Security officials, while begging Baghdad commanders for immediate reinforcements, air support and help with evacuation, said they were moving as many of their routed troops and other civilians from pro-government tribes to a stadium on the outskirts of town in the hopes of evacuating them by air. The stadium, to the south of the city, was being protected by the Iraqi army’s elite Golden Brigade, one of the last combat-effective units available to the government in the area. But some residents from tribes not directly affiliated with the government said the soldiers were preventing many civilians from reaching the last safe haven because of fears that Islamic State militants were hiding among them.
Movement in Ramadi, as well as suburban areas around both Ramadi and Fallujah, has become increasingly difficult as the Islamic State appeared intent on preventing townspeople from fleeing their advance, an echo of Thursday’s audio tape by Islamic State leader Abu Bakr al Baghdadi, who said it was obligatory for all Muslims to remain behind and live in the new caliphate.

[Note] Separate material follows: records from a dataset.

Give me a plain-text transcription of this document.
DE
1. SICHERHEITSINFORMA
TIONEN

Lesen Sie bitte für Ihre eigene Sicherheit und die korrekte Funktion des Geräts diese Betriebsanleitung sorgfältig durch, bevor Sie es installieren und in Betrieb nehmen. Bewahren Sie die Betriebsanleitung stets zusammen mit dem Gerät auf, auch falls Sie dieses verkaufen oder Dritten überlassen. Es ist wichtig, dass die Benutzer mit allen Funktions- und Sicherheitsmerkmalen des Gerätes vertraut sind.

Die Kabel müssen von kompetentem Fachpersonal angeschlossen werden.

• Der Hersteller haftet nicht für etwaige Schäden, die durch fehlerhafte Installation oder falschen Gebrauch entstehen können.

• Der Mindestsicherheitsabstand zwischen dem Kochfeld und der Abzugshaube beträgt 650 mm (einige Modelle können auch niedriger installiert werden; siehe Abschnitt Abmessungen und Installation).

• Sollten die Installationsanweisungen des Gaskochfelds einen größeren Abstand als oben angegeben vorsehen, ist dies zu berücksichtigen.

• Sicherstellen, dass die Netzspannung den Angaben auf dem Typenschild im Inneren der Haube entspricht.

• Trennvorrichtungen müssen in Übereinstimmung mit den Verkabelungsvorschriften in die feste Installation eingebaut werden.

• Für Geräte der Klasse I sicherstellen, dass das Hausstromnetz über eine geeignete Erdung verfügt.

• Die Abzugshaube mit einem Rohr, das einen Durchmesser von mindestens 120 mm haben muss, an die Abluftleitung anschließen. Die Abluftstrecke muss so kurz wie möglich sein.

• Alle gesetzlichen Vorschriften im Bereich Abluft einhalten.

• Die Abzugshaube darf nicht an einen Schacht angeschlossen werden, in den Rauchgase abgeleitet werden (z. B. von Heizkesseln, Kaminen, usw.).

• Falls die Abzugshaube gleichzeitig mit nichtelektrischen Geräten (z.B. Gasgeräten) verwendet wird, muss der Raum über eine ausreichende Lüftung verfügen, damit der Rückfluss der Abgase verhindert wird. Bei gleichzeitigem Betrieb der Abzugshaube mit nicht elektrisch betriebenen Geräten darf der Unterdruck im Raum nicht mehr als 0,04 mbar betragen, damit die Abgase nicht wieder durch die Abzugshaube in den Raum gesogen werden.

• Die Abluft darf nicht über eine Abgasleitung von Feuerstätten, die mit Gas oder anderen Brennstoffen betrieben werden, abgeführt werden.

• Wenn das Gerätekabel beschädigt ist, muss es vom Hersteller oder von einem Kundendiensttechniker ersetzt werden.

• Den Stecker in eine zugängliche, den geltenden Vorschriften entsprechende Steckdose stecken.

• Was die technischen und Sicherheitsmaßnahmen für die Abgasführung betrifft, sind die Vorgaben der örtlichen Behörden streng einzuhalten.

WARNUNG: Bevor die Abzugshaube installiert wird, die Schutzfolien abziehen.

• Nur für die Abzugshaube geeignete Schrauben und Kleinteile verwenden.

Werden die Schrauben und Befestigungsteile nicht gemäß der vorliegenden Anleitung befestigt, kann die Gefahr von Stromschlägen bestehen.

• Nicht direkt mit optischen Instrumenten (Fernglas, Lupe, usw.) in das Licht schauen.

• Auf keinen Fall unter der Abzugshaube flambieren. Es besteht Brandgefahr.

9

“If Ramadi completely falls and the Islamic State prevents civilians from leaving, (this is) a fulfillment of the essence of (Baghdadi’s) words yesterday,” said Aymenn al Tamimi, an analyst of jihadist groups for the Philadelphia-based Middle East Forum. “(Baghdadi) wanted a (military) breakthrough and this is it.”
Hannah Allam and James Rosen in Washington and special correspondents in Ramadi, Fallujah and Irbil, whose identities are being withheld for security reasons, contributed to this report.